06 mars 2014

surjouer !

J'en ai vraiment marre de surjouer, de faire des choses qui me demandent un max d'énergie que je n'ai pas. J'ai voulu exister. Dans notre campagne, rien à faire, si on ne fait pas partie d'association, on a du mal à avoir des relations. Ou alors il faut être né ici, et du coup connaître la moitié de la population. Ou alors il faut travailler à l'usine Machin et là pareil, on connait plein de gens, et les relations se font toutes seules. J'ai voulu forcer tout cela. Mais je suis épuisée. Cà ne me convient sans doute pas. Finalement qu'est ce que j'y gagne. Même pas de considération plus que ça. D'ailleurs ce n'est pas ce qu'il faut chercher, tout le monde le sait. J'ai souhaité être plus vue, reconnue, car je souffrais d'être transparente, et après je souffre d'être vue. C'est terrible cette sensation de "jamais contente", c'est terrible. Il n'y a pas de situation idéale pour les phobiques sociaux, à part de se retrouver seul, sauf qu'à ce moment là on prend conscience de notre différence.

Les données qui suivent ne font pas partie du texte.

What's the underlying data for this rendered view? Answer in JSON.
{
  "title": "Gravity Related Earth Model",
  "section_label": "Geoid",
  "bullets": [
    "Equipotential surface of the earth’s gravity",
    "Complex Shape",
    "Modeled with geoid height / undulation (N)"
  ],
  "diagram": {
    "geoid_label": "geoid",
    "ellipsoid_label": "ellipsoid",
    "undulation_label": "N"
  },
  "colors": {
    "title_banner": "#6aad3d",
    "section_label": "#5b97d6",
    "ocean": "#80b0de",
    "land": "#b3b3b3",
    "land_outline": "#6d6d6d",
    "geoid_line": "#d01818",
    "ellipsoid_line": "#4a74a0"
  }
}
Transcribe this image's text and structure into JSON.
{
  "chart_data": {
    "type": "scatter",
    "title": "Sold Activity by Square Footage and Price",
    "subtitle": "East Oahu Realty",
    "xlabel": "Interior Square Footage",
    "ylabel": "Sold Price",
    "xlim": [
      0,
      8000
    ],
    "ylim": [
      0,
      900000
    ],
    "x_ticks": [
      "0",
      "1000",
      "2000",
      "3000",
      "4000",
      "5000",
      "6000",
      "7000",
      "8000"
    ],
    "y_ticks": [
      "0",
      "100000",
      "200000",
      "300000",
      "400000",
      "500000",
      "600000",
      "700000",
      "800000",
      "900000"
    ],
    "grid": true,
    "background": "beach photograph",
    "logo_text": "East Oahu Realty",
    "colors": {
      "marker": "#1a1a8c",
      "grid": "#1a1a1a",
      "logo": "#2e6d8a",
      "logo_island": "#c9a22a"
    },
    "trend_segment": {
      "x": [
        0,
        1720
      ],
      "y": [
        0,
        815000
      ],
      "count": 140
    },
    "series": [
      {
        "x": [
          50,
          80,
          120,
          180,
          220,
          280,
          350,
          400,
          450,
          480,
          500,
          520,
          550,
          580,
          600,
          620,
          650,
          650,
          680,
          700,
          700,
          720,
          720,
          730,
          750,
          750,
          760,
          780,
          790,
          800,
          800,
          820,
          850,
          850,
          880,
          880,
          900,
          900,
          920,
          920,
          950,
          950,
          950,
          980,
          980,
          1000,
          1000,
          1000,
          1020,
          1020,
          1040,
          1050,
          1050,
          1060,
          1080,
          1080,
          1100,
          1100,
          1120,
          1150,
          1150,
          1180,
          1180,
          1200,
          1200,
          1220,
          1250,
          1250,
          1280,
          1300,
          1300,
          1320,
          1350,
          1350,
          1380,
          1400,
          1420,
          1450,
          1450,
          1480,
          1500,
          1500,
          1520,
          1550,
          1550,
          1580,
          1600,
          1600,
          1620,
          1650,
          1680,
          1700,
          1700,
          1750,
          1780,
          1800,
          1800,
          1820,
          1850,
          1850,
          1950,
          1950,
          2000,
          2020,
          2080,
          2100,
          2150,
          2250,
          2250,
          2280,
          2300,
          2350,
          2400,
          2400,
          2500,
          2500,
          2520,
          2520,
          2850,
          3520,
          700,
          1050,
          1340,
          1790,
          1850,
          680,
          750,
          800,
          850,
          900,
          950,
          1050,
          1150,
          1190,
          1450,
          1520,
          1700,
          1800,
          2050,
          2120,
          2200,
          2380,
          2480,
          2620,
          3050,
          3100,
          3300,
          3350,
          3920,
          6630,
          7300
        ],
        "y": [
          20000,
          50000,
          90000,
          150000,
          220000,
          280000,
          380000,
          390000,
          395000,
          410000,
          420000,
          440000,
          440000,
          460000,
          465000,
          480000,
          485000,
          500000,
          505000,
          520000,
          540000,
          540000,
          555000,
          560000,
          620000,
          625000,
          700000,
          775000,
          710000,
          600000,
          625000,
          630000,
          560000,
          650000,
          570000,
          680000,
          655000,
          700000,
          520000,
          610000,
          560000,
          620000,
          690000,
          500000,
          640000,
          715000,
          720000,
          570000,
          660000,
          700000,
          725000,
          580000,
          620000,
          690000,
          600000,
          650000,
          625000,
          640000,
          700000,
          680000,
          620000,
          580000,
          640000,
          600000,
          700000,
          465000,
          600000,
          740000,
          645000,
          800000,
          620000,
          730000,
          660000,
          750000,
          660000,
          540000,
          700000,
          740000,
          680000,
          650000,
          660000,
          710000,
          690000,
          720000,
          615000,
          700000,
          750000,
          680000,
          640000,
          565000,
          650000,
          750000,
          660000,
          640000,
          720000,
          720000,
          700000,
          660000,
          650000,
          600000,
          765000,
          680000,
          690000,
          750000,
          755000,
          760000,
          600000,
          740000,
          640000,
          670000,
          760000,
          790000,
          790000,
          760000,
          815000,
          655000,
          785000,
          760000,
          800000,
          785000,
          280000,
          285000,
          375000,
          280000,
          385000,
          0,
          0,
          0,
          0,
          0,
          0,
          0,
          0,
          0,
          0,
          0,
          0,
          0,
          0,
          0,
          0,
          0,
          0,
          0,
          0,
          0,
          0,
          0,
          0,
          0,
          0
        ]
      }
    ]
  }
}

Parfois je fais fi de ce handicap, je n'y pense presque plus, et je me sens vraiment bien, presque sortie du trou. Et vite, un léger trouble, une parole de trop, un regard, un sourire ironique, la machine s'emballe. Ah oui, j'avais oublié que non, je ne suis pas si bien que ça dans cette société. Cà reprend le dessus, ça bouffe. Alors là je rêve de nuits interminables, de vacances très loin, de ballades rien que pour moi, de douceur, et puis tout le reste, basta.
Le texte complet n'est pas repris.